Thomas blinked and rose to his feet. His heart was beating strongly and without thinking he raised the remote and pressed Rewind. For a second nothing, and then, as if in protest, the whirring sound of the tape rewinding, picking up speed. Thomas waited for five seconds and then pressed Play. A clunk from the VCR, and the image kicked back in. They emerged once more into the shoebox-shaped hall, panned around, focused on the steps. Dialogue, and then as they prepared to go down, that sound.

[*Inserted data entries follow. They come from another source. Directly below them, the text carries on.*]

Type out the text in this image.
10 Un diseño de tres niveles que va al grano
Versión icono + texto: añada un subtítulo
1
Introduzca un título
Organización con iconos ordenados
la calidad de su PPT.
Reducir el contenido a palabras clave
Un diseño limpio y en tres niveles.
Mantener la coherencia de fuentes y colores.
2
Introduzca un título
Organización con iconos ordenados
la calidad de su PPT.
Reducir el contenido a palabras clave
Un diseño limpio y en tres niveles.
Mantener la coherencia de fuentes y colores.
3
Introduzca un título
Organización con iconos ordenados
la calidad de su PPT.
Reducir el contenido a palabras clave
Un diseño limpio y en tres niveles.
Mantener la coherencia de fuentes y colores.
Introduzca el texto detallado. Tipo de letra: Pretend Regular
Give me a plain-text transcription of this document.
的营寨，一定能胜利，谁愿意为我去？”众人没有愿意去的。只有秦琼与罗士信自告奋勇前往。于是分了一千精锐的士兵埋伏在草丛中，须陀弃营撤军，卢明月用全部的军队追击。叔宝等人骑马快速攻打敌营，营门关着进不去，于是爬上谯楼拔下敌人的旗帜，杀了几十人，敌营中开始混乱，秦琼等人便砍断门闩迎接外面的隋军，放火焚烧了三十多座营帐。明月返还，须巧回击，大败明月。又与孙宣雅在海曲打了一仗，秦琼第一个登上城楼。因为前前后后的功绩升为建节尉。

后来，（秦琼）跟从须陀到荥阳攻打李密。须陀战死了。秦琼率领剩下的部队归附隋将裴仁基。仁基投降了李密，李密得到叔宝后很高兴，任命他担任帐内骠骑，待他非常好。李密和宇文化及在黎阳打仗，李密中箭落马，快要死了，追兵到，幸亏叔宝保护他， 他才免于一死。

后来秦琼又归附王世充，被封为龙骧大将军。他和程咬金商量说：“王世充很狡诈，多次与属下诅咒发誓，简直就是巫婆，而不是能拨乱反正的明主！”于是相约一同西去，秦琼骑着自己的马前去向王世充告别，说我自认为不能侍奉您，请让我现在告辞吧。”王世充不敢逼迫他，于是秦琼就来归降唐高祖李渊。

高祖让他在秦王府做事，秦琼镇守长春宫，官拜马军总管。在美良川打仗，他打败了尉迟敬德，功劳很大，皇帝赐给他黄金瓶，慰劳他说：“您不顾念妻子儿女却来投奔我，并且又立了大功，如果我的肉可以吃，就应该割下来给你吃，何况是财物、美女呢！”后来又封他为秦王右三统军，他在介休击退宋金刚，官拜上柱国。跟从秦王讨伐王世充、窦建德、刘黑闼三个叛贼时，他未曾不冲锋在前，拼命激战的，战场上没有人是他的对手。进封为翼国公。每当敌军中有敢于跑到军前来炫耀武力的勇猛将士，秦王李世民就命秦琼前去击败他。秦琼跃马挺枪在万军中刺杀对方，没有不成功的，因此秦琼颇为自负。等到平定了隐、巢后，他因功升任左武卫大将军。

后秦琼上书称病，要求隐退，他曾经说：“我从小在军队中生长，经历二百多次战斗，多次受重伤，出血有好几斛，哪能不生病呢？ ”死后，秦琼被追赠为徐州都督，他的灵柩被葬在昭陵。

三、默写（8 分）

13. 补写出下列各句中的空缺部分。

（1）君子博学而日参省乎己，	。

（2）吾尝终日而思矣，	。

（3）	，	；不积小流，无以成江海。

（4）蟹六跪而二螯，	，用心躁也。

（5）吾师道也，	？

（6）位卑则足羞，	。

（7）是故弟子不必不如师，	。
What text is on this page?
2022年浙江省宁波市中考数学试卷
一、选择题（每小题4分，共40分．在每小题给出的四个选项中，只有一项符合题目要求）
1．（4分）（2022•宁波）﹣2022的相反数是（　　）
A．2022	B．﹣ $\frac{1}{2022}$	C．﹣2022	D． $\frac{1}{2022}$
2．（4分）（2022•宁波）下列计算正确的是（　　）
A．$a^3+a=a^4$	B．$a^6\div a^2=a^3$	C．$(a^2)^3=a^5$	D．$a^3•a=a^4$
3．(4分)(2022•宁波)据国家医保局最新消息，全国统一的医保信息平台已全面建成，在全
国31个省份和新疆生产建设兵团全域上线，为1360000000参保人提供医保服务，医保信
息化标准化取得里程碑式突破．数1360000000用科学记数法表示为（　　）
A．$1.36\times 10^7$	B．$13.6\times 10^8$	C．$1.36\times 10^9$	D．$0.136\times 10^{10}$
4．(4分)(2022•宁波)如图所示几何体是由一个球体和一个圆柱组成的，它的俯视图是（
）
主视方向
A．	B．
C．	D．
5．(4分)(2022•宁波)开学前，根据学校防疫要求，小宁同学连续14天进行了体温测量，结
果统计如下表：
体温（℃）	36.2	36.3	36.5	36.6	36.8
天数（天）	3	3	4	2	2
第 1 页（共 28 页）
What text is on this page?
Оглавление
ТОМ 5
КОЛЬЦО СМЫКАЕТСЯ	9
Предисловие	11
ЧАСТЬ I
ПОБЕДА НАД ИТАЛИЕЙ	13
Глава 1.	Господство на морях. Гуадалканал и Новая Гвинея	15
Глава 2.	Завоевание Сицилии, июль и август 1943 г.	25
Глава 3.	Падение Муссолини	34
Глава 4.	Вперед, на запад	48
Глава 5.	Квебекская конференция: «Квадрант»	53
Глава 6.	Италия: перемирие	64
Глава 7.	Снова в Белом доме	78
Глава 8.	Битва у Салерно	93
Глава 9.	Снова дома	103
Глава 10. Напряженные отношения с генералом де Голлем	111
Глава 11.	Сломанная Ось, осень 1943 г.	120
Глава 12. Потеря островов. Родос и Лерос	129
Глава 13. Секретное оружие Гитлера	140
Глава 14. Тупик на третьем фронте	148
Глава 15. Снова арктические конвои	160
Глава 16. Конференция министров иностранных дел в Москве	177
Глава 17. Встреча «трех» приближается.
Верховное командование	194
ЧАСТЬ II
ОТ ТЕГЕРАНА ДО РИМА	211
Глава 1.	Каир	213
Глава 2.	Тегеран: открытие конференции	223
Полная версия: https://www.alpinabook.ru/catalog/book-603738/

Thomas paused the tape, causing the image to freeze, two bands of white crinkly chaos appearing across the screen, frozen in overlay. He rewound, pressed play, listened to it again. What was that? Had there been somebody else down there? Henry must have made it back out if the tape were here in the VCR. What had they found below? Had they made it into the other wings? Thomas suddenly wished Michelle were there with him, wondered what she would have made of the tape. Standing, Thomas rounded the low table and crouched before the VCR. There were a number of blank tapes in a shoebox to one side of the TV, each of them numbered in red pen. Ejecting the tape, Thomas saw that it was number 7. A quick rummage of the tapes in the box showed that there was no number 8.

Rising to his feet, Thomas walked into the bedroom and looked down at the photographs. Rustling through them, he picked up the one taken in the tunnel and flipped it over.
Steam tunnels under State Hospital.
He turned it again and stared at the figure in the distance that was running away into the darkness. Was that Eric? Julia? Somebody else they had found down there? He set the photograph aside, and sat on the edge of the bed, pushing photographs back as they began to slide down the indentation his weight had made in the mattress, and picked one up at random.

A view of a mist-wreathed garden through a broken window. A quick flip showed that it wasn't the Hospital. A second: an ornate staircase curving around a hallway, filled with weeds and plants that had grown up the steps and the floor of the hall to the height of a man's chest. Checked, Thomas stared. An interior garden? Then he saw the broken windows. No, a ruin. Another: A dark hallway, a wheelchair sitting by itself against a background of splotchy, scabrous wallpaper. Thomas flipped it:
Nov. 17, 2:52am, Ground floor of State Hospital.

Frowning, Thomas compared the times of that and the tunnel shot. The photograph of the figure fleeing had been taken nearly fifty minutes after. It had taken the crew about five minutes after the wheelchairs to reach the stairwell and go down. That meant they were in the tunnels or wherever they led for over an hour. Thomas made a face and sat back.
An hour down there.
He shook his head slowly in amazement.